The largest tornado outbreak ever recorded occurred from April 25 to 28, 2011, affecting the southern, midwestern, and northeastern U.S. and leaving catastrophic destruction in its wake.
Tornadoes hit parts of Alabama, Arkansas, Georgia, Mississippi, Tennessee and Virginia and affected other areas throughout the South and East Coast. In total, 358 tornadoes were confirmed by the National Weather Service in 21 states from Texas to New York. April 2 was among the most prolific and destructive tornado days in U.S. history ,with a record 208 tornadoes touching down that day.
In Georgia, the governor declared a state of emergency in 16 counties. In total, 15 tornadoes tracked across the Peachtree City forecast area, which includes most of north and central Georgia.
Stores, restaurants, homes, schools and many other buildings were reduced to rubble.
Just one year later, many homes have been rebuilt. Businesses reopened and students are back in school. Much of the rebuilding and making families whole again has been achieved with insurance payouts.
Now the conversation has turned to how last year’s storms and the steadily increasing risk of more tornadoes affects insurance rates. Insurers take into account many cost increases, but it takes many years of weather events as rates structures are developed because weather is cyclical and these cycles must be considered over time. That means often more than five to 10 years.
Businesses increase prices when the cost of doing business rises. Ask insurers and builders about the costs related to replacing hundreds or even thousands of homes at one time.
Rebuilding a community means first comes the demolition and debris removal costs.
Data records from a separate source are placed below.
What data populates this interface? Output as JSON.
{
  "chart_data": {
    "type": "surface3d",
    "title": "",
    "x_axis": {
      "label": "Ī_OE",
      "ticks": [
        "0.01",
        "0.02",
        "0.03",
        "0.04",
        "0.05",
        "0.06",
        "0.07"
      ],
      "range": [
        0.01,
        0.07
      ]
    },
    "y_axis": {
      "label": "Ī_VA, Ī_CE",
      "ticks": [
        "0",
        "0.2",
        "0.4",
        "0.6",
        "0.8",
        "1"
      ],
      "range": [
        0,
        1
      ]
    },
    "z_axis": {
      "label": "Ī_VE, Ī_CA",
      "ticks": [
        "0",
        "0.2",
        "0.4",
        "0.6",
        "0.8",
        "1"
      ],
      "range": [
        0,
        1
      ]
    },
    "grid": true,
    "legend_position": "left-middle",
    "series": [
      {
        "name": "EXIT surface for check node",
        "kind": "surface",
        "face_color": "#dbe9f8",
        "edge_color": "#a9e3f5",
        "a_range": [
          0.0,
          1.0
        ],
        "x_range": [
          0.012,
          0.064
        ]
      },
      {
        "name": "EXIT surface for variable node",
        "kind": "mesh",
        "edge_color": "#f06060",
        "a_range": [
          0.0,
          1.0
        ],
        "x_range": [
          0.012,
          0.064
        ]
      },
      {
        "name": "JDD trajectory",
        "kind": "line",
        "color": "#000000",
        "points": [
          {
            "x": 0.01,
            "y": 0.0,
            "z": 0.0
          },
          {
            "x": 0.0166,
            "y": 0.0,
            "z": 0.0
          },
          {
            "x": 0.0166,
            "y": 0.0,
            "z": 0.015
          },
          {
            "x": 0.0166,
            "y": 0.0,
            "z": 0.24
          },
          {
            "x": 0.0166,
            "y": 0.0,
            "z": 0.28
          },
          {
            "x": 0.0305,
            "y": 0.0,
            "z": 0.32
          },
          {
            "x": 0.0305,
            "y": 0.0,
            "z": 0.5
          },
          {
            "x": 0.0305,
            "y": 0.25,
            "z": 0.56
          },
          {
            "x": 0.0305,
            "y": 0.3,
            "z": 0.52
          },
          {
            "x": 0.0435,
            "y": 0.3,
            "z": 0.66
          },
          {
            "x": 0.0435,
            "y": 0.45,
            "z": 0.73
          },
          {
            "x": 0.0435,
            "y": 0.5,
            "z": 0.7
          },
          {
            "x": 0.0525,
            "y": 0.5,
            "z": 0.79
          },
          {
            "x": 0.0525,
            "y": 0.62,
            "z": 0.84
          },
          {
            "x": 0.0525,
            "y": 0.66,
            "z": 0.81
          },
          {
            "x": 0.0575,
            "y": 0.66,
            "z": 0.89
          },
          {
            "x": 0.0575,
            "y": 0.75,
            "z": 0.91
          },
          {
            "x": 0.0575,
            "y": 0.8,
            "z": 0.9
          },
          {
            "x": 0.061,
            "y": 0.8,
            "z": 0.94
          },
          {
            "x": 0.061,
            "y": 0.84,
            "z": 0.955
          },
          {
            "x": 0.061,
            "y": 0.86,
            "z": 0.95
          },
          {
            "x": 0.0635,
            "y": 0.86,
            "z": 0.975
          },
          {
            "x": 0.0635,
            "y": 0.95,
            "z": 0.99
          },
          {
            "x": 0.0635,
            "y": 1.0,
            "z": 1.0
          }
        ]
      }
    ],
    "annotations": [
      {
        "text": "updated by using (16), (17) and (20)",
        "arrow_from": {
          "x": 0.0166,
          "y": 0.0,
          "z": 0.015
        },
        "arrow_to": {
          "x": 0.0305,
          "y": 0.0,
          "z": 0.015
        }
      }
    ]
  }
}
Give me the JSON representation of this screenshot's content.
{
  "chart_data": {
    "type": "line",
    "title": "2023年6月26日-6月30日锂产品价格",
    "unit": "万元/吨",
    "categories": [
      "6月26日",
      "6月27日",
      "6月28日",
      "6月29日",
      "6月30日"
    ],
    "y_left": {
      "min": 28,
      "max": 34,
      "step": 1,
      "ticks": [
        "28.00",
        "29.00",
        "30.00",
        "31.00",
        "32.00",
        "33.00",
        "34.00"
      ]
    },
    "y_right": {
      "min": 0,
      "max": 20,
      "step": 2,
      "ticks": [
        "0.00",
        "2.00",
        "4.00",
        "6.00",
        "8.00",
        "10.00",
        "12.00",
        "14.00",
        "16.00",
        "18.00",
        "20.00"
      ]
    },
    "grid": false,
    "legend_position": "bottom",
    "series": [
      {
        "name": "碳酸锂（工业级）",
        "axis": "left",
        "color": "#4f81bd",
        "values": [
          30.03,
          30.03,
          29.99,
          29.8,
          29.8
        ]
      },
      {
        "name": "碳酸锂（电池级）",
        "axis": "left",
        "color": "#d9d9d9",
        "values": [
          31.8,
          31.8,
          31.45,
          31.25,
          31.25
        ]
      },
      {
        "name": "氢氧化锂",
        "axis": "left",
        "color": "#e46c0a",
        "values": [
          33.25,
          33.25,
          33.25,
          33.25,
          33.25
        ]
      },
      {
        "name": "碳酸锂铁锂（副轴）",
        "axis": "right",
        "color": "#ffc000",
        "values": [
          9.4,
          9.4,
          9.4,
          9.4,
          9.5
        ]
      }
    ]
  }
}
Then the cost of building materials continues to rise, not fall. Consider that the market price of a property is not related to the cost to rebuild. This is particularly important since the housing market has declined in recent years. The cost of building a home actually rose by 45 percent from the start of 2001 through the end of 2011.
While the home is being rebuilt, homeowners insurance usually reimburses policyholders for additional living expenses as provided by their policy.
Many of these devastated homeowners and renters also require repair or replacement of vehicles damaged by these storms. In addition, insurers pay out money for replacement of belongings lost by homeowners and renters in tornadoes or other events.
These images will stay with us for many years. But while recalling the devastating damage, we are grateful for these new communities that have risen out of the damage from the storms. Insurers are at the core of rebuilding these communities and the lives of their inhabitants.